For your safety, you may be asked the following questions prior to the injection of the contrast agent:

  • Have you ever had an allergic reaction to an MRI contrast agent?
  • Do you have a history of renal failure, kidney disease?
  • Are you on dialysis or being treated by a kidney physician (nephrologist)?
  • Is the any chance you are pregnant?
  • Are you currently breast feeding?
  • Do you have a history of seizures?
  • Do you have a history of diabetes
  • Are you on medication for hypertension/high blood pressure?

If you have an MRI study with contrast, do not have another MRI study with contrast at any time during the following 72 hours


  • Photo I.D.
  • Insurance Information/Card
  • A Written Doctor´s Order, Prescription or “Script” for your MRI Exam
  • Cash, credit/debit card, or check for payment of copays and co-insurance
  • Note: If you already had diagnostic images made of the region of the body to be MRI-scanned (either prior MRI scans, CAT scans or any other relevant diagnostic tests), bring copies of the report(s) and, if requested by the radiologist who will be interpreting the MRI exam, copies of the diagnostic images as well (either film or a CD).


When it comes to how to dress for an MRI exam, the main thing to realize is that metal can degrade or ruin MRI pictures.

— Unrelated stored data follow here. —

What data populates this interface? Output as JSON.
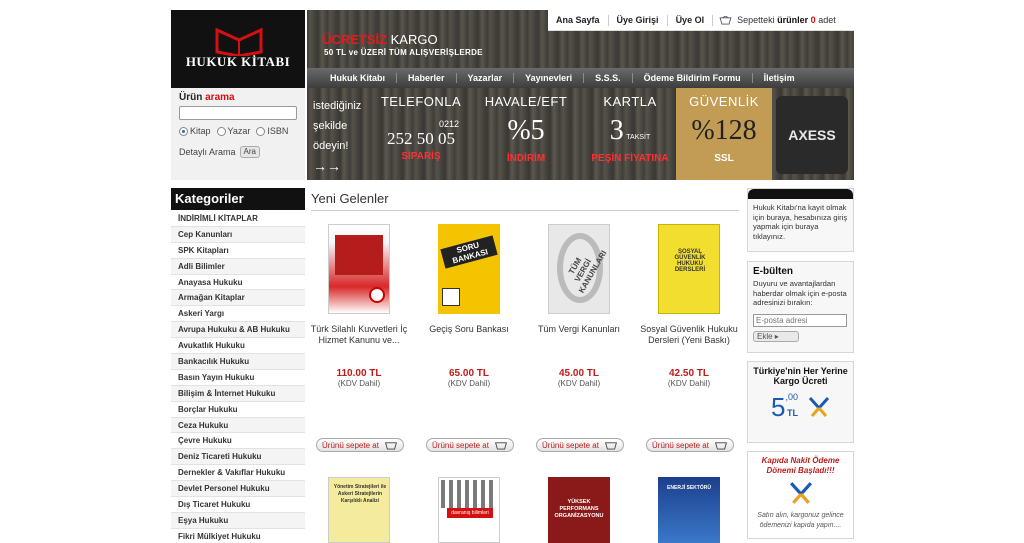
{
  "brand": {
    "name": "HUKUK KİTABI"
  },
  "top_links": {
    "home": "Ana Sayfa",
    "login": "Üye Girişi",
    "register": "Üye Ol",
    "cart_prefix": "Sepetteki",
    "cart_bold": "ürünler",
    "cart_count": "0",
    "cart_suffix": "adet"
  },
  "banner": {
    "free": "ÜCRETSİZ",
    "kargo": "KARGO",
    "subtitle": "50 TL ve ÜZERİ TÜM ALIŞVERİŞLERDE"
  },
  "nav": [
    "Hukuk Kitabı",
    "Haberler",
    "Yazarlar",
    "Yayınevleri",
    "S.S.S.",
    "Ödeme Bildirim Formu",
    "İletişim"
  ],
  "promo": {
    "lead_1": "istediğiniz",
    "lead_2": "şekilde",
    "lead_3": "ödeyin!",
    "phone": {
      "head": "TELEFONLA",
      "number_top": "0212",
      "number": "252 50 05",
      "foot": "SİPARİŞ"
    },
    "havale": {
      "head": "HAVALE/EFT",
      "big": "%5",
      "foot": "İNDİRİM"
    },
    "kart": {
      "head": "KARTLA",
      "big": "3",
      "small": "TAKSİT",
      "foot": "PEŞİN FİYATINA"
    },
    "guvenlik": {
      "head": "GÜVENLİK",
      "big": "%128",
      "foot": "SSL"
    },
    "axess": "AXESS"
  },
  "search": {
    "label_1": "Ürün",
    "label_2": "arama",
    "placeholder": "",
    "options": [
      "Kitap",
      "Yazar",
      "ISBN"
    ],
    "selected": "Kitap",
    "advanced": "Detaylı Arama",
    "button": "Ara"
  },
  "categories": {
    "title": "Kategoriler",
    "items": [
      "İNDİRİMLİ KİTAPLAR",
      "Cep Kanunları",
      "SPK Kitapları",
      "Adli Bilimler",
      "Anayasa Hukuku",
      "Armağan Kitaplar",
      "Askeri Yargı",
      "Avrupa Hukuku & AB Hukuku",
      "Avukatlık Hukuku",
      "Bankacılık Hukuku",
      "Basın Yayın Hukuku",
      "Bilişim & İnternet Hukuku",
      "Borçlar Hukuku",
      "Ceza Hukuku",
      "Çevre Hukuku",
      "Deniz Ticareti Hukuku",
      "Dernekler & Vakıflar Hukuku",
      "Devlet Personel Hukuku",
      "Dış Ticaret Hukuku",
      "Eşya Hukuku",
      "Fikri Mülkiyet Hukuku"
    ]
  },
  "main": {
    "title": "Yeni Gelenler",
    "add_label": "Ürünü sepete at",
    "kdv": "(KDV Dahil)",
    "products": [
      {
        "name": "Türk Silahlı Kuvvetleri İç Hizmet Kanunu ve...",
        "price": "110.00 TL"
      },
      {
        "name": "Geçiş Soru Bankası",
        "price": "65.00 TL",
        "cover_title": "SORU BANKASI"
      },
      {
        "name": "Tüm Vergi Kanunları",
        "price": "45.00 TL",
        "cover_title": "TÜM VERGİ KANUNLARI"
      },
      {
        "name": "Sosyal Güvenlik Hukuku Dersleri (Yeni Baskı)",
        "price": "42.50 TL",
        "cover_title": "SOSYAL GÜVENLİK HUKUKU DERSLERİ"
      }
    ],
    "row2_covers": [
      "Yönetim Stratejileri ile Askeri Stratejilerin Karşılıklı Analizi",
      "davranış bilimleri",
      "YÜKSEK PERFORMANS ORGANİZASYONU",
      "ENERJİ SEKTÖRÜ"
    ]
  },
  "right": {
    "login_text": "Hukuk Kitabı'na kayıt olmak için buraya, hesabınıza giriş yapmak için buraya tıklayınız.",
    "ebulten_title": "E-bülten",
    "ebulten_text": "Duyuru ve avantajlardan haberdar olmak için e-posta adresinizi bırakın:",
    "ebulten_placeholder": "E-posta adresi",
    "ebulten_button": "Ekle",
    "kargo_title": "Türkiye'nin Her Yerine Kargo Ücreti",
    "kargo_price": "5",
    "kargo_cents": ",00",
    "kargo_unit": "TL",
    "kapida_title": "Kapıda Nakit Ödeme Dönemi Başladı!!!",
    "kapida_text": "Satın alın, kargonuz gelince ödemenizi kapıda yapın...."
  },
  "colors": {
    "accent": "#d41010",
    "dark": "#111111",
    "price": "#c01a1a"
  }
}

Therefore, you should wear comfortable, loose fitting clothing (no dresses or skirts for modesty reasons), but keep in mind that metal must be avoided in or near the region where you are going to be scanned. Here are some examples:

  • If you are going to have a scan of the lower spine (lumbar spine) or the abdomen area, don't wear clothing or under-clothing that has metal on it in that area. For example, a body suit that has snaps in the crotch, or pants with fasteners or a zipper will cause a problem. Sweats with no eyelets would be fine. Also, body-pierced jewelry in that region must be removed
  • If you are having a scan in the head or neck area, remove all makeup (some makeup has metallic particles in it) and all metallic items such as hair clips, earrings, and facial jewelry, including body-pierced items. Notify the technologist if you have any facial tattoos, such as eyeliner or eyebrow tattoos.
  • If you are having a scan in the chest area, or upper torso, avoid clothing and under-clothing with metal hooks or fasteners. For example, a sweatshirt with metallic decorations or body-pierced jewelry in that region will cause a problem.

But don't worry. If you don't have suitable clothing, we will give you a gown.


  • Hearing Aids
  • Wallets
  • Credit/Debit Cards
  • Jewelry, including Body-Piercing Jewelry
  • Keys
  • Watches
  • Loose Change
  • Eyeglasses
  • Cell Phones
  • Pagers
  • PDA's
  • Storage Media
  • Tablets/Laptops/Computers
  • Dentures
  • Prosthetic Devices
  • Insulin Pumps
  • Hair Pins/Bobby Pins

Why? Because an MRI scanner’s powerful magnetic field….

  • can damage or completely destroy hearing aids, watches, cell phones, PDA’s, storage media, insulin pumps, electronic keys, etc.
  • can erase credit/debit cards
  • can launch metallic objects, creating a serious hazard to patients and others
  • can degrade the quality of the MRI pictures, requiring you to return to repeat the MRI exam.